Expertise from the Land of the Rising Sun
After experiencing difficult times during the latter part of the 20th century and the 1990s, Japan is now firmly back on the map as the world’s third largest economy.
Japanese expertise in the electronics and automotive industries is legendary.
We have a particular affection for Japan and her people.
Perhaps this is because London Translations’ first ever assignment was to translate the technical manual for Sony’s ‘Mega Drive’ video game console from Japanese to English so that a team of programmers in Derby could produce the famous Lara Croft ‘Tomb Raider’ video game series.
Since then we’ve worked on hundreds of projects in this facilitating language and are standing by to you help you.
- Just 48 sounds make up the Japanese spoken language – consisting of 5 vowels and 11 consonants.
- As in English, words have no gender.
- The Japanese language has many honorifics that are an essential part of communication and etiquette in Japan.
- In Japanese grammar, the verb comes at the end of a sentence. The sentence structure is Subject, Object and then Verb. This can make following a story particularly difficult for non-native speakers.
An introduction to the Japanese language
Japanese is the ninth most spoken language in the world with around 125 million speakers globally
While the majority of Japanese speakers are to be found in the archipelago of Japan, significant numbers are to be found throughout the world, especially in Brazil and the United States.
The linguistic history of the Japanese language is an extremely contentious issue amongst academics with no clear answer. In fact, Japanese remains the only major language without any real indication of its origins. The most prominent theories at present are that Japanese is possibly linked to the Korean language or to the Ural-Altaic family of languages, or even both.

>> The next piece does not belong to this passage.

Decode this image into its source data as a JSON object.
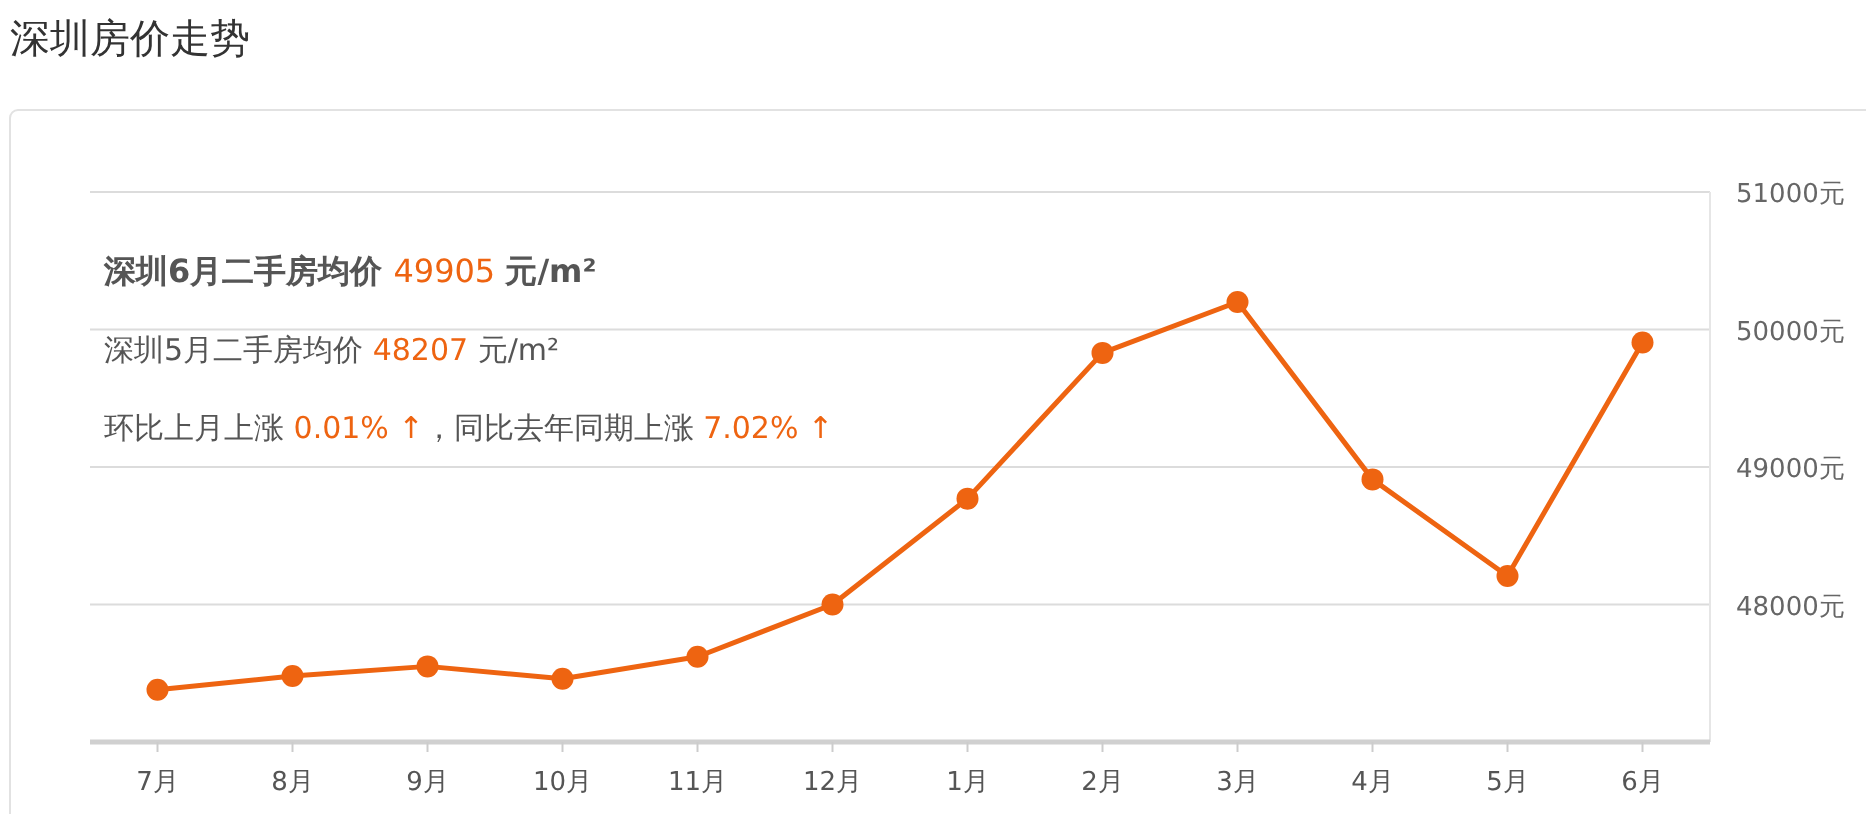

Several different dialects are spoken throughout Japan, with the two main divisions falling into Eastern and Western Japanese. Standard Japanese has had a rapid spread throughout Japan due to Government influence, the pervasiveness of television and a mobile populace. However, Standard Japanese has not completely eradicated traditional dialects and in some instances, the expansion of Standard Japanese has created its own dialects such as Okinawan Japanese.
Japanese employs what is considered by many to be one of the most complicated writing systems in current usage. This comprises three separate scripts. Kanji – the adopted Chinese characters that were the basis of early Japanese writing systems in around the 5th Century – previous to this, the Japanese language had no written form. Hiragana and Katakana are both syllabic scripts. Hiragana is used when there is no Kanji for a word and to impose grammar on Kanji. Katakana is used for the numerous foreign loan words present in Japanese known as gairaigo.
A few examples of gairaigo
Aisukuriimu Ice – Cream
Dorama TV Drama
This is just a tiny example of the vast amount of loan words used in modern Japanese. Additionally, alongside the three scripts used in Japanese, Romanized Japanese or rōmaji is also seen. Popular amongst language students struggling with traditional scripts and used by native speakers when typing on computers.